The petals of the flowers have been observed to fall soon after the seeds were fertilised, and to retain their freshness for days longer, when this had not taken place.
Owing to the difference in the size of flowers, and the position of the stamens, the pear will be found much easier for the learner to operate on, than the currant.
There are one or two other points, which, if attended to, may contribute to the success of the experimenter. Not only should much care be bestowed in selecting varieties to raise seeds from, but they should be so managed as to ensure a healthy and vigorous growth, and the finest fruit and most perfect seeds which the variety cultivated is capable of producing. These objects may be attained by superior general culture, and by special expedients. Perhaps I may best explain how, by stating the plan I intend to follow in endeavoring to improve our native Black Currant of this region, Ribes floridum; it appears to me a much finer species to begin with than the JR. nigrum of Europe, the origin of the garden varieties: it has a neat habit of growth, bears abundant crops of tolerably well flavored fruit, and its blossoms are somewhat showy.
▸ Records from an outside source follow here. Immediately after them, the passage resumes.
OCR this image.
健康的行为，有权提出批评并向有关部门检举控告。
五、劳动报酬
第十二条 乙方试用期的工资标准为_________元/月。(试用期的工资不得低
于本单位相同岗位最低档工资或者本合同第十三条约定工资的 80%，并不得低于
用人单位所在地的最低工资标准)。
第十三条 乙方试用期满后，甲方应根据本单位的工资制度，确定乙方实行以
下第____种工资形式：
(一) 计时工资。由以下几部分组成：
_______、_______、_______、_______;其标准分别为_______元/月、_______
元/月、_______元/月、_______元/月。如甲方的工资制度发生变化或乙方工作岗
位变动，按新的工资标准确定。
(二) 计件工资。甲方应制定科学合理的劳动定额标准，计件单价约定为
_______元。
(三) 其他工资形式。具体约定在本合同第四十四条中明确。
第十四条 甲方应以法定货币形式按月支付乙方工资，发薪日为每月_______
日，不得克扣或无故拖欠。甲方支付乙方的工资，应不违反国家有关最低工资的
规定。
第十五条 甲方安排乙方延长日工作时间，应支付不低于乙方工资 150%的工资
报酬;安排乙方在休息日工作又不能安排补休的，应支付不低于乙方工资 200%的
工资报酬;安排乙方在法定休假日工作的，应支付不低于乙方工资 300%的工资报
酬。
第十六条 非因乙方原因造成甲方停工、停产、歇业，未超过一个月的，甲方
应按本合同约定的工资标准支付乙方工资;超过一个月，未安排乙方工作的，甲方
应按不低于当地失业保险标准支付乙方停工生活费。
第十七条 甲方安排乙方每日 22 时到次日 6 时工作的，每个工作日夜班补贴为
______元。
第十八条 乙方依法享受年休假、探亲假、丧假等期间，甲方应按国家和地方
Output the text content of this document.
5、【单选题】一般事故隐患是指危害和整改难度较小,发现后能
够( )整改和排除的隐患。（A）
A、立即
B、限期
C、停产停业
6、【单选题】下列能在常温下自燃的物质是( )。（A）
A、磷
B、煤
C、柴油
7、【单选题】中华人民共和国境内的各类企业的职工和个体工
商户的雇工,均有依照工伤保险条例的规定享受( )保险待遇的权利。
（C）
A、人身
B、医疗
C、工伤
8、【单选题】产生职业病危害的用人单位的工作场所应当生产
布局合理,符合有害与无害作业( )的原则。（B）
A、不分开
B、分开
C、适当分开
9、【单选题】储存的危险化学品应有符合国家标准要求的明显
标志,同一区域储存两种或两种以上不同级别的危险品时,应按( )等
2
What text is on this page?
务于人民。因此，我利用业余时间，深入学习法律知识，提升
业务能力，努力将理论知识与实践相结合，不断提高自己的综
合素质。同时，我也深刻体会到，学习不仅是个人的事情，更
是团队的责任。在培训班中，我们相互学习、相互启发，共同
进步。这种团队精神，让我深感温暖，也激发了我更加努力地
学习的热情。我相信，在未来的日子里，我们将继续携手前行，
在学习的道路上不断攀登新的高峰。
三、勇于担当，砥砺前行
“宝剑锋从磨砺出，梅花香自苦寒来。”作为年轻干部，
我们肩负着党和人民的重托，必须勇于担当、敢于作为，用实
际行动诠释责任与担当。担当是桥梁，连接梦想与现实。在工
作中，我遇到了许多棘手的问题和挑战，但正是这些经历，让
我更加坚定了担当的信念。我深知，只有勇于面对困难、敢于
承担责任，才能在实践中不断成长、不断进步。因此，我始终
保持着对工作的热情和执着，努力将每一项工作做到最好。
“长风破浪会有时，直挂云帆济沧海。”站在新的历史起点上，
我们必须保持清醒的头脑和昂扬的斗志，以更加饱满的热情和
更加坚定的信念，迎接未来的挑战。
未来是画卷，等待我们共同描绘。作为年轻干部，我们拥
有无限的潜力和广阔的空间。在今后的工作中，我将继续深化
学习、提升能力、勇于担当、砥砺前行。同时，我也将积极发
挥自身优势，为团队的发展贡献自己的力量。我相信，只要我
My aim is to obtain a variety with flowers approaching the color of those of the Missouri Currant, R, aureum, and with fruit equal or superior in size and quality to that of the Black Naples. In raising plants or animals to be grown for profit, utility should never be sacrificed to mere show, but if we can combine the beautiful with the useful, it is well.
From several plants raised in the last year, I shall select three which have the cleanest and strongest branches, and whose roots are well developed from the base of the cuttings. This I have found a matter of some importance; why it is so, I shall endeavor to explain in another letter on the Season for Transplanting. The next consideration is, where and how the trees should be planted so that the organs of vegetation may perform their functions in the most efficient manner. A soil moderately rich, and free from stagnant water, should be selected, and a hole dug for each plant about six inches deep, and wide enough to admit the roots being laid out their full length; the small lateral fibres, as well as the main roots, should be spread, as the greater the space covered, the greater will be the means of the plant for obtaining food from the soil. It may be well to cover the roots slightly with earth, as contact with manure sometimes produces canker. The hole may then be filled up with a compost formed of decayed turf, well rotted stable manure, and charcoal, this being calculated to produce a steady and vigorous, but not over luxuriant growth. Abundance of food will avail but little if the plant has not the means of digesting it.